Si l’opinion publique occidentale savait ce qui arrive réellement aux Palestiniens depuis plus de 80 ans –d’abord du mouvement sioniste, puis de l’État israélien–, elle pourrait encore gonfler les rangs des marches de protestation, rendant ces manifestations politiquement impossibles à ignorer.

Si les Occidentaux savaient ce qui arrive réellement aux Palestiniens, ils pourraient rejoindre les militants qui tentent de neutraliser les usines d’armes israéliennes, comme Elbit Systems, opérant ouvertement dans des pays occidentaux comme la Grande-Bretagne. Ils pourraient ainsi réussir à détruire l’approvisionnement en drones et autres armes utilisées pour massacrer les peuples de Palestine et du Liban.

Au lieu de milliers, il pourrait y avoir des dizaines ou des centaines de milliers de personnes prêtes à brandir une pancarte au Royaume-Uni s'opposant au génocide et à être arrêtées en tant que “partisan du terrorisme”, submergeant le système pénitentiaire et se moquant du prétendu “système judiciaire” britannique.

Armés de connaissances plutôt émoussées par l’ignorance, davantage d’Occidentaux pourraient monter à bord de bateaux, amassant une armada qu’il serait impossible pour les médias occidentaux d’ignorer.
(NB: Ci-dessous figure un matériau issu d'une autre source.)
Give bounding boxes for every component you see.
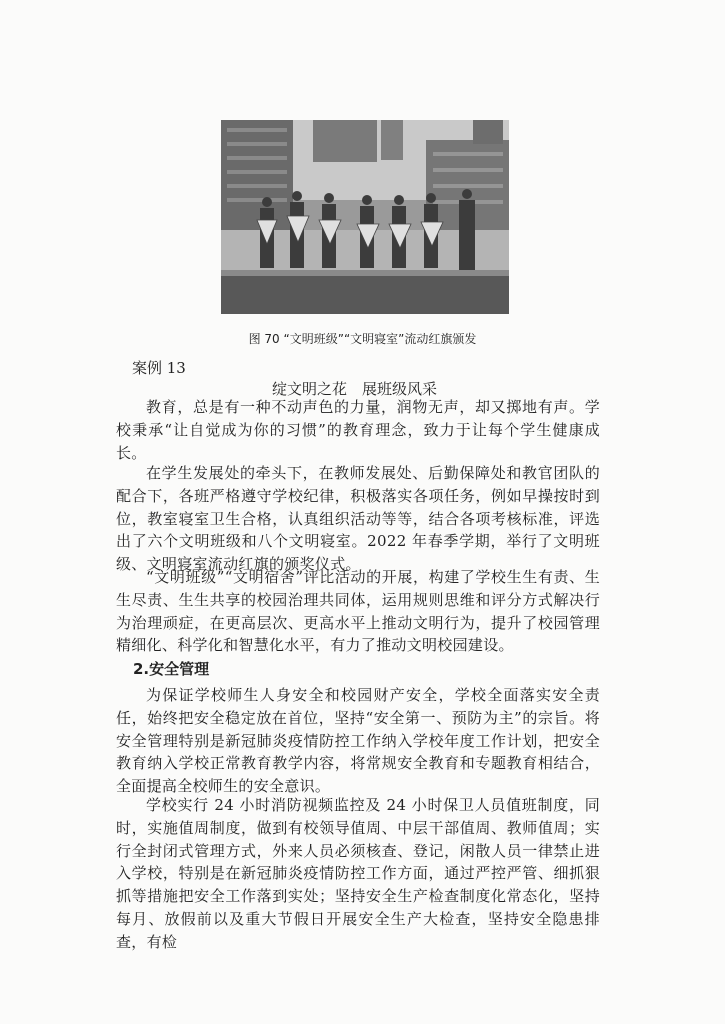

Mais plus important encore, si le contexte réel était compris – si le schéma israélien de meurtres, de viols et d’expulsions de Palestiniens, qui dure depuis des décennies, était connu – les opinions publiques occidentales pourraient prendre conscience du fait que leur classe politique et médiatique n’est pas composée d’acteurs moraux. Ils ne défendent pas les valeurs d’une civilisation supérieure. Ils ne sont pas les gardiens du droit international et d’un ordre libéral démocratique.
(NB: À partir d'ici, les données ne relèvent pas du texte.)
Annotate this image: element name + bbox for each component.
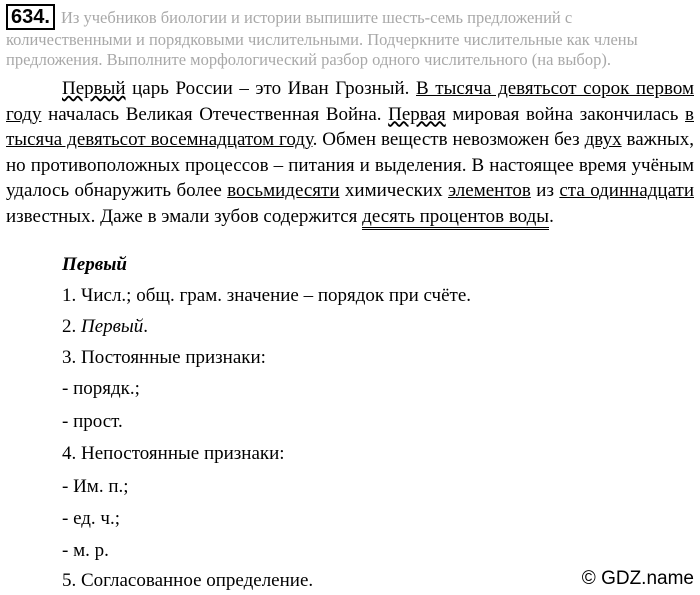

Ce sont des imposteurs. Ou plus précisément, ils travaillent au sein de structures politiques et financières qui rendent impossible de dire des vérités qui ébranleraient un système de pouvoir en Occident qui enrichit une petite élite grâce à une machine de guerre lucrative utilisée pour protéger les profits gargantuesques des industries des combustibles fossiles.

Ce système de pouvoir pousse certains Palestiniens vers une tombe prématurée, et d’autres vers des camps de concentration, l’exil ou la misère.

Pendant ce temps, cela nous pousse en Occident vers des prisons sans murs physiques – des prisons soit d’ignorance et de complicité, soit de connaissance et d’impuissance.

Quoi qu’il en soit, comme Soldier 1, nous trouvons notre humanité engourdie. Nos cœurs sont endurcis ou brisés. Le défi auquel nous sommes confrontés est le même que celui des Palestiniens : trouver un moyen de sortir de notre confinement.